Daran liegt es auch, dass viele Themen aus CHUNGKING
EXPRESS und Wong Kar-wais gesamtem Oeuvre in FALLEN ANGELS aufgegriffen und
weitergeführt werden: die Suche nach Liebe und damit verbunden die Einsamkeit
und Isolation des Menschen in der heutigen Zeit. Die Metropole Hongkong dient
als Schauplatz; sie erscheint düster, als ein mit Neon-Reklamen beleuchteter
Moloch. Wong Kar-wai stellt uns vier Menschen vor, deren Wege mehr oder weniger
miteinander verbunden sind. Da gibt es einen jungen Auftragskiller (Leon Lai),
der seinen Job mag, weil er ein bequemer Mensch ist und nicht gerne Entscheidungen
trifft.

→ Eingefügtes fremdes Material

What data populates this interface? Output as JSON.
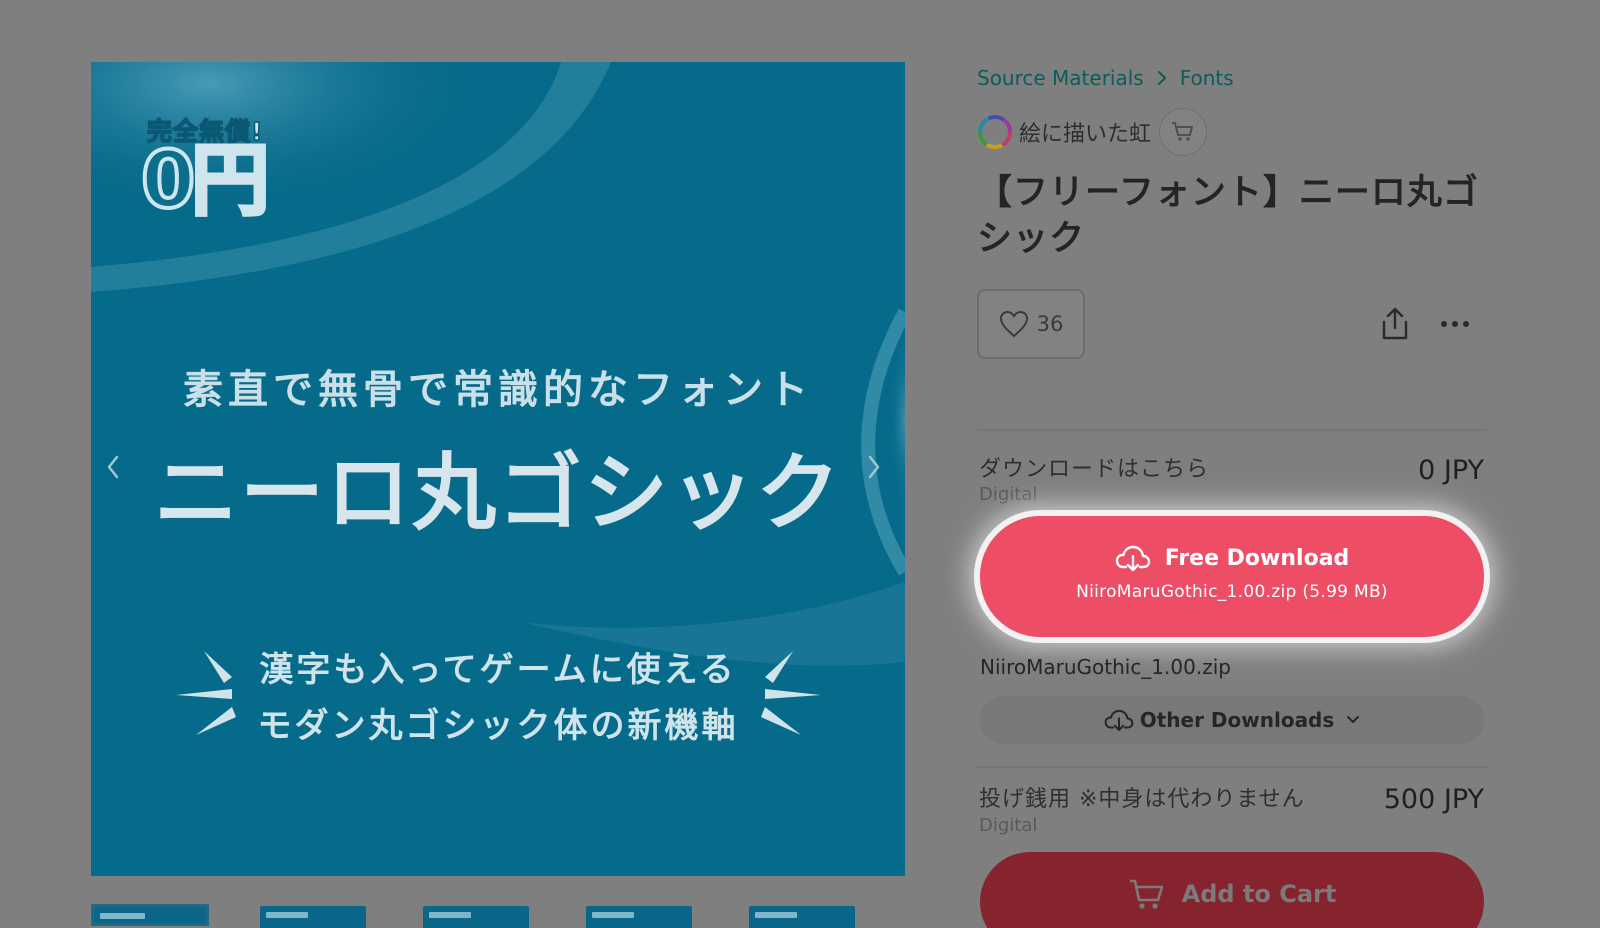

In seinem Metier muss er nicht entscheiden, „wer sterben soll und wann
und wo“. Zufällig trifft er einen alten Schulkameraden in der Straßenbahn,
bleibt jedoch wortkarg und lässt nicht den Wunsch erkennen, seiner sozialen
Isolation zu entfliehen. Er ist gewissermaßen ohnmächtig, in eine
Resignation verfallen. Als er sich eine Kugel, die er bei der Ausführung
eines Auftrages abbekommen hat, aus dem Körper entfernt, lässt Wong
Kar-wai ihn emotionslos aus dem Off kommentieren: „Ich hasse es, mir Kugeln
aus dem Körper zu schneiden. Es macht mich immer müde.“ Eines Nachts
begegnet er Punkie (Karen Mok), einer alten Flamme, die er bereits vergessen
hat. „Killer“ stürzt sich in eine flüchtige Beziehung mit ihr und
möchte seine Profession, der er überdrüssig geworden ist, aufgeben.

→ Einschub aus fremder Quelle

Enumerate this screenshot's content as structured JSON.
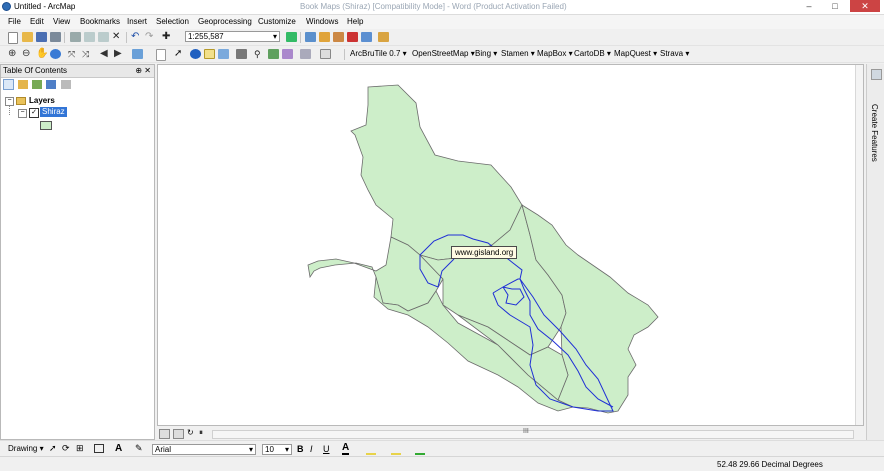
{
  "window": {
    "title": "Untitled - ArcMap",
    "background_title": "Book Maps (Shiraz) [Compatibility Mode] - Word (Product Activation Failed)",
    "controls": [
      "–",
      "□",
      "✕"
    ]
  },
  "menu": [
    "File",
    "Edit",
    "View",
    "Bookmarks",
    "Insert",
    "Selection",
    "Geoprocessing",
    "Customize",
    "Windows",
    "Help"
  ],
  "standard_toolbar": {
    "scale": "1:255,587"
  },
  "basemap_toolbar": [
    "ArcBruTile 0.7 ▾",
    "OpenStreetMap ▾",
    "Bing ▾",
    "Stamen ▾",
    "MapBox ▾",
    "CartoDB ▾",
    "MapQuest ▾",
    "Strava ▾"
  ],
  "toc": {
    "title": "Table Of Contents",
    "pin": "⊕ ✕",
    "root": "Layers",
    "layer": "Shiraz",
    "layer_checked": true,
    "symbol_color": "#cdeec9"
  },
  "map": {
    "watermark": "www.gisland.org",
    "fill_color": "#cdeec9",
    "outline_color": "#6b6b6b",
    "boundary_color": "#1f2fd6"
  },
  "right_panel": {
    "label": "Create Features"
  },
  "drawing_toolbar": {
    "label": "Drawing ▾",
    "font": "Arial",
    "size": "10",
    "bold": "B",
    "italic": "I",
    "underline": "U"
  },
  "status": {
    "coordinates": "52.48  29.66 Decimal Degrees"
  },
  "map_strip": {
    "scroll_marker": "III"
  }
}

Die Ausführung seiner Aufträge wird von
„Agent“ (Michele Reis) vorbereitet, die er seine „Partnerin“ nennt und die sein
einziger Kontakt zur Außenwelt ist. Sie faxt ihm Pläne der Orte,
in denen er seine Opfer erschießen soll und räumt seine Wohnung auf.
Beide kommen sich nur geschäftlich näher und treffen sich erst am
Ende ihrer Geschäftsbeziehung persönlich. Sie ist in ihn verliebt,
hegt eine Leidenschaft für ihren Geschäftspartner, von der „Killer“
nichts ahnt. Er sagt, dass sie Teil seines Lebens geworden sei, eine Beziehung
zu ihr kann er sich jedoch nicht vorstellen. Wong Kar-wai zeigt die „Partnerin“
beim Masturbieren in der Wohnung des Killers, wie sie leidet, als er seinen
Job aufgeben will und an ihrer gescheiterten Liebe zu ihm zu zerbrechen droht.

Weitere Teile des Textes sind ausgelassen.